Each came a cropper in Middle East countries, Carter’s ordeal beginning in February, 1979, when Iranian mobs briefly seized the American Embassy on the same day the ambassador to Afghanistan was killed in Kabul. It grew worse on November 4, when mobs again seized the embassy in Tehran, this time for good, or at least until Reagan’s inauguration almost 15 months later, when the 52 remaining American hostages at last were released. Mindful of Carter’s example, and Carter’s defeat, Obama took care to create an impression of toughness, largely through drone strikes and the dispatch of Osama bin Laden, which enabled him through his convention in Charlotte to present himself as an effective world leader, who had won hearts and minds in the Middle East region, while beheading the terrorist snake. This lasted through midday on September 11, 2012, when jihadists celebrated the anniversary of their attacks in New York and Virginia by attacking embassies in Egypt and Libya, killing an ambassador and three other Americans, and kicking off riots all over the region in which celebrants shouted "Obama, we are all Osama!" and burned effigies of Obama. At once, it became clear he had not been successful; he had not made the Middle East and/or Muslims love him; "leading from behind" was not more successful than "leading from the front"; al Qaeda was still potent after bin Laden’s death and that death was not a sign that Obama had triumphed in war. 

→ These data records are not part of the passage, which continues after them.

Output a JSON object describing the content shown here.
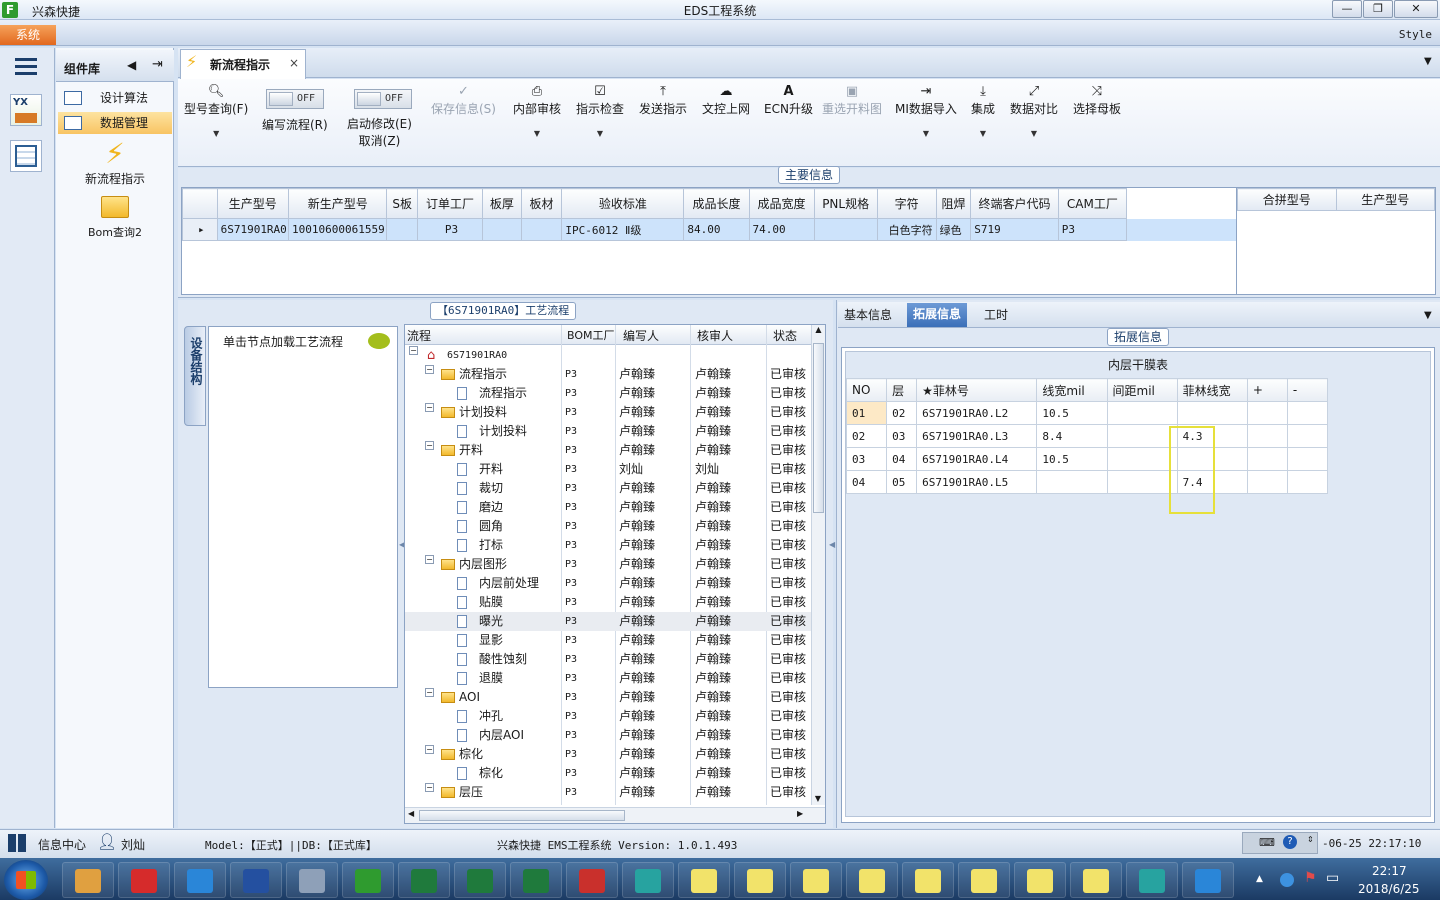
{
  "window": {
    "app_name": "兴森快捷",
    "title": "EDS工程系统",
    "minimize": "—",
    "restore": "❐",
    "close": "✕"
  },
  "ribbon": {
    "system_button": "系统",
    "style_label": "Style"
  },
  "sidebar": {
    "title": "组件库",
    "items": [
      {
        "label": "设计算法",
        "selected": false
      },
      {
        "label": "数据管理",
        "selected": true
      }
    ],
    "shortcuts": [
      {
        "label": "新流程指示",
        "icon": "lightning-icon"
      },
      {
        "label": "Bom查询2",
        "icon": "folder-icon"
      }
    ]
  },
  "document_tab": {
    "label": "新流程指示",
    "close": "×"
  },
  "toolbar": {
    "items": [
      {
        "label": "型号查询(F)",
        "icon": "search-icon",
        "enabled": true
      },
      {
        "label": "编写流程(R)",
        "toggle": "OFF",
        "enabled": true
      },
      {
        "label": "启动修改(E)",
        "label2": "取消(Z)",
        "toggle": "OFF",
        "enabled": true
      },
      {
        "label": "保存信息(S)",
        "icon": "check-icon",
        "enabled": false
      },
      {
        "label": "内部审核",
        "icon": "printer-icon",
        "enabled": true
      },
      {
        "label": "指示检查",
        "icon": "checkbox-icon",
        "enabled": true
      },
      {
        "label": "发送指示",
        "icon": "upload-icon",
        "enabled": true
      },
      {
        "label": "文控上网",
        "icon": "cloud-upload-icon",
        "enabled": true
      },
      {
        "label": "ECN升级",
        "icon": "letter-a-icon",
        "enabled": true
      },
      {
        "label": "重选开料图",
        "icon": "image-icon",
        "enabled": false
      },
      {
        "label": "MI数据导入",
        "icon": "import-icon",
        "enabled": true
      },
      {
        "label": "集成",
        "icon": "download-icon",
        "enabled": true
      },
      {
        "label": "数据对比",
        "icon": "compare-icon",
        "enabled": true
      },
      {
        "label": "选择母板",
        "icon": "shuffle-icon",
        "enabled": true
      }
    ]
  },
  "main_info": {
    "group_label": "主要信息",
    "columns": [
      "生产型号",
      "新生产型号",
      "S板",
      "订单工厂",
      "板厚",
      "板材",
      "验收标准",
      "成品长度",
      "成品宽度",
      "PNL规格",
      "字符",
      "阻焊",
      "终端客户代码",
      "CAM工厂"
    ],
    "rows": [
      [
        "6S71901RA0",
        "10010600061559",
        "",
        "P3",
        "",
        "",
        "IPC-6012 Ⅱ级",
        "84.00",
        "74.00",
        "",
        "白色字符",
        "绿色",
        "S719",
        "P3"
      ]
    ],
    "side_columns": [
      "合拼型号",
      "生产型号"
    ]
  },
  "process_panel": {
    "group_label": "【6S71901RA0】工艺流程",
    "side_tab": "设备结构",
    "hint": "单击节点加载工艺流程",
    "columns": [
      "流程",
      "BOM工厂",
      "编写人",
      "核审人",
      "状态"
    ],
    "root": "6S71901RA0",
    "rows": [
      {
        "name": "流程指示",
        "level": 1,
        "bom": "P3",
        "writer": "卢翰臻",
        "reviewer": "卢翰臻",
        "status": "已审核"
      },
      {
        "name": "流程指示",
        "level": 2,
        "bom": "P3",
        "writer": "卢翰臻",
        "reviewer": "卢翰臻",
        "status": "已审核"
      },
      {
        "name": "计划投料",
        "level": 1,
        "bom": "P3",
        "writer": "卢翰臻",
        "reviewer": "卢翰臻",
        "status": "已审核"
      },
      {
        "name": "计划投料",
        "level": 2,
        "bom": "P3",
        "writer": "卢翰臻",
        "reviewer": "卢翰臻",
        "status": "已审核"
      },
      {
        "name": "开料",
        "level": 1,
        "bom": "P3",
        "writer": "卢翰臻",
        "reviewer": "卢翰臻",
        "status": "已审核"
      },
      {
        "name": "开料",
        "level": 2,
        "bom": "P3",
        "writer": "刘灿",
        "reviewer": "刘灿",
        "status": "已审核"
      },
      {
        "name": "裁切",
        "level": 2,
        "bom": "P3",
        "writer": "卢翰臻",
        "reviewer": "卢翰臻",
        "status": "已审核"
      },
      {
        "name": "磨边",
        "level": 2,
        "bom": "P3",
        "writer": "卢翰臻",
        "reviewer": "卢翰臻",
        "status": "已审核"
      },
      {
        "name": "圆角",
        "level": 2,
        "bom": "P3",
        "writer": "卢翰臻",
        "reviewer": "卢翰臻",
        "status": "已审核"
      },
      {
        "name": "打标",
        "level": 2,
        "bom": "P3",
        "writer": "卢翰臻",
        "reviewer": "卢翰臻",
        "status": "已审核"
      },
      {
        "name": "内层图形",
        "level": 1,
        "bom": "P3",
        "writer": "卢翰臻",
        "reviewer": "卢翰臻",
        "status": "已审核"
      },
      {
        "name": "内层前处理",
        "level": 2,
        "bom": "P3",
        "writer": "卢翰臻",
        "reviewer": "卢翰臻",
        "status": "已审核"
      },
      {
        "name": "贴膜",
        "level": 2,
        "bom": "P3",
        "writer": "卢翰臻",
        "reviewer": "卢翰臻",
        "status": "已审核"
      },
      {
        "name": "曝光",
        "level": 2,
        "bom": "P3",
        "writer": "卢翰臻",
        "reviewer": "卢翰臻",
        "status": "已审核",
        "highlight": true
      },
      {
        "name": "显影",
        "level": 2,
        "bom": "P3",
        "writer": "卢翰臻",
        "reviewer": "卢翰臻",
        "status": "已审核"
      },
      {
        "name": "酸性蚀刻",
        "level": 2,
        "bom": "P3",
        "writer": "卢翰臻",
        "reviewer": "卢翰臻",
        "status": "已审核"
      },
      {
        "name": "退膜",
        "level": 2,
        "bom": "P3",
        "writer": "卢翰臻",
        "reviewer": "卢翰臻",
        "status": "已审核"
      },
      {
        "name": "AOI",
        "level": 1,
        "bom": "P3",
        "writer": "卢翰臻",
        "reviewer": "卢翰臻",
        "status": "已审核"
      },
      {
        "name": "冲孔",
        "level": 2,
        "bom": "P3",
        "writer": "卢翰臻",
        "reviewer": "卢翰臻",
        "status": "已审核"
      },
      {
        "name": "内层AOI",
        "level": 2,
        "bom": "P3",
        "writer": "卢翰臻",
        "reviewer": "卢翰臻",
        "status": "已审核"
      },
      {
        "name": "棕化",
        "level": 1,
        "bom": "P3",
        "writer": "卢翰臻",
        "reviewer": "卢翰臻",
        "status": "已审核"
      },
      {
        "name": "棕化",
        "level": 2,
        "bom": "P3",
        "writer": "卢翰臻",
        "reviewer": "卢翰臻",
        "status": "已审核"
      },
      {
        "name": "层压",
        "level": 1,
        "bom": "P3",
        "writer": "卢翰臻",
        "reviewer": "卢翰臻",
        "status": "已审核"
      }
    ]
  },
  "detail_panel": {
    "tabs": [
      {
        "label": "基本信息",
        "selected": false
      },
      {
        "label": "拓展信息",
        "selected": true
      },
      {
        "label": "工时",
        "selected": false
      }
    ],
    "group_label": "拓展信息",
    "table_title": "内层干膜表",
    "columns": [
      "NO",
      "层",
      "★菲林号",
      "线宽mil",
      "间距mil",
      "菲林线宽",
      "+",
      "-"
    ],
    "rows": [
      [
        "01",
        "02",
        "6S71901RA0.L2",
        "10.5",
        "",
        "",
        "",
        ""
      ],
      [
        "02",
        "03",
        "6S71901RA0.L3",
        "8.4",
        "",
        "4.3",
        "",
        ""
      ],
      [
        "03",
        "04",
        "6S71901RA0.L4",
        "10.5",
        "",
        "",
        "",
        ""
      ],
      [
        "04",
        "05",
        "6S71901RA0.L5",
        "",
        "",
        "7.4",
        "",
        ""
      ]
    ]
  },
  "statusbar": {
    "info_center": "信息中心",
    "user": "刘灿",
    "model": "Model:【正式】||DB:【正式库】",
    "product": "兴森快捷 EMS工程系统 Version: 1.0.1.493",
    "datetime": "-06-25 22:17:10"
  },
  "taskbar": {
    "time": "22:17",
    "date": "2018/6/25",
    "apps": [
      "shell-icon",
      "g-app-icon",
      "ie-icon",
      "save-icon",
      "scanner-icon",
      "f-app-icon",
      "excel-icon",
      "excel-icon",
      "excel-icon",
      "pdf-icon",
      "eye-icon",
      "x-app-icon",
      "x-app-icon",
      "x-app-icon",
      "x-app-icon",
      "x-app-icon",
      "x-app-icon",
      "x-app-icon",
      "x-app-icon",
      "eye-icon",
      "bird-icon"
    ]
  }
}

The attacks of 9/11/12 revealed security lapses, confusion, and failures of judgment, made even worse when the administration tried to link them to rage over a 12-minute video, played mainly on YouTube, that very few people had seen. It took time, (more than three and a half years in the case of Obama), but each ended up with breached embassies, a dead ambassador, and records of failure that could not be defended, and needed campaigns of distraction to hide.

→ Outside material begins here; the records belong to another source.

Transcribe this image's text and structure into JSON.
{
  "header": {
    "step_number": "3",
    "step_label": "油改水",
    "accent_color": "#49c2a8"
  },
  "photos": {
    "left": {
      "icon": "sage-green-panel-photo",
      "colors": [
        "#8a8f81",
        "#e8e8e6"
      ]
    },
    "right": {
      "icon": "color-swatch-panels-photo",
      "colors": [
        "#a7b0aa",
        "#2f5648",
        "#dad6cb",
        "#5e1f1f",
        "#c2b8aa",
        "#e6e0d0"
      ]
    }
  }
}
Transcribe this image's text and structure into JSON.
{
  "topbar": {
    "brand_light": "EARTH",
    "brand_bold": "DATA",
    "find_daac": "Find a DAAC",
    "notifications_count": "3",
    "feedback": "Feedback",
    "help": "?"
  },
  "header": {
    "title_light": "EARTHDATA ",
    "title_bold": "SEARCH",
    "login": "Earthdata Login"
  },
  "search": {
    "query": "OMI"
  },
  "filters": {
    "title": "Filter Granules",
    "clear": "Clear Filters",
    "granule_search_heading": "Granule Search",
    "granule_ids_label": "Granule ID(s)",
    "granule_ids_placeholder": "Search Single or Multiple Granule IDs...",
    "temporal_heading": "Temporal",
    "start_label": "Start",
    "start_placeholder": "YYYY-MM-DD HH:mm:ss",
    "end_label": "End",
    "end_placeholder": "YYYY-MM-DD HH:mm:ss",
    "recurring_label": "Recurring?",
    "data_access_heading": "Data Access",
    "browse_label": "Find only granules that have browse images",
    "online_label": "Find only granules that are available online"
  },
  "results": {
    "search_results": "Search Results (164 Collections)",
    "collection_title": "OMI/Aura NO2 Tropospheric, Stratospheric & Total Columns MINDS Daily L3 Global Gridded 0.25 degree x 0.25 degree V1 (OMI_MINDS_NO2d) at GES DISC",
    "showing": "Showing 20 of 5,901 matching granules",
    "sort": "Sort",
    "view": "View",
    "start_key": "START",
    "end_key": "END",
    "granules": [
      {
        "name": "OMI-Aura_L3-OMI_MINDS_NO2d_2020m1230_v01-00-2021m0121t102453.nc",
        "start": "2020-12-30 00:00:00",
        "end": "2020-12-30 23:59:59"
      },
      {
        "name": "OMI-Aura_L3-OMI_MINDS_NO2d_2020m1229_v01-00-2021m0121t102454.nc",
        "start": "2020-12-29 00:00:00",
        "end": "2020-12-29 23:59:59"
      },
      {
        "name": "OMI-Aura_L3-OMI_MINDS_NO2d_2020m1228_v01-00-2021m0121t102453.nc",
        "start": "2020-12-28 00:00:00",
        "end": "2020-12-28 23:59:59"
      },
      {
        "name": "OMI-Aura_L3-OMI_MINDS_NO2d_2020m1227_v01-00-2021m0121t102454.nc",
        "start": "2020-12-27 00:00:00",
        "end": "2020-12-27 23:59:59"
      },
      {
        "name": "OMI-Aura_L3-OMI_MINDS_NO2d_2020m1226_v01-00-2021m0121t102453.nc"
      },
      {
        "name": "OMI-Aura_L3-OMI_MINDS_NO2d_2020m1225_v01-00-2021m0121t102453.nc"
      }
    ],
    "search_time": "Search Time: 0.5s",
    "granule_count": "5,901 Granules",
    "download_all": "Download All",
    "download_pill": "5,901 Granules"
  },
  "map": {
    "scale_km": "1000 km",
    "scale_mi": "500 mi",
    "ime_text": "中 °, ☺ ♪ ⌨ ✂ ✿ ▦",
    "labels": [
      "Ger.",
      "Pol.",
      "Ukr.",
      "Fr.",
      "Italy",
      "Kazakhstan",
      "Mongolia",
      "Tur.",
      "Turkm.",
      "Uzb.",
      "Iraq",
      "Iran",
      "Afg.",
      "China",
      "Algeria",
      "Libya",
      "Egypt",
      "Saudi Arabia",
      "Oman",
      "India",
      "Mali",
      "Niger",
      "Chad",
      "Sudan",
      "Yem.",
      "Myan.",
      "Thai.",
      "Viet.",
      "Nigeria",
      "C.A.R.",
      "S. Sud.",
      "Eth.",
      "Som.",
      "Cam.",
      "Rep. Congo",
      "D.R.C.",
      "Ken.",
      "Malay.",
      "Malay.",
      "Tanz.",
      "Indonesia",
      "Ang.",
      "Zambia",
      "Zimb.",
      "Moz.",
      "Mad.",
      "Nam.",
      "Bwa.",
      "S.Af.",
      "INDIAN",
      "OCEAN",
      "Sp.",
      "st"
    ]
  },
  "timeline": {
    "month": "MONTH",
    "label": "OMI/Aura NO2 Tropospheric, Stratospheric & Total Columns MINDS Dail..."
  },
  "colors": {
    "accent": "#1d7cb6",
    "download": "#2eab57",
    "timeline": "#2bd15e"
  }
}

In the event, the campaigns the Democrats ran were all but identical. As Jack Germond and Jules Witcover write in Blue Smoke and Mirrors, their account of the 1980 election, Carter’s opponents seized on his record, while he "sought to escape from it, to distort and tinker with the reality, and to paint his opponents . . . as dangerous figures . . . to persuade the voters that the record wasn’t all that bad, that the bad news wasn’t Carter’s fault, and that the opposition would be much worse." "We had to make Reagan the issue," Pat Caddell told the authors. The authors said Carter had to change the election from a verdict on himself to a choice of "two futures," one of which—Reagan’s—would be bound to be nothing but grim.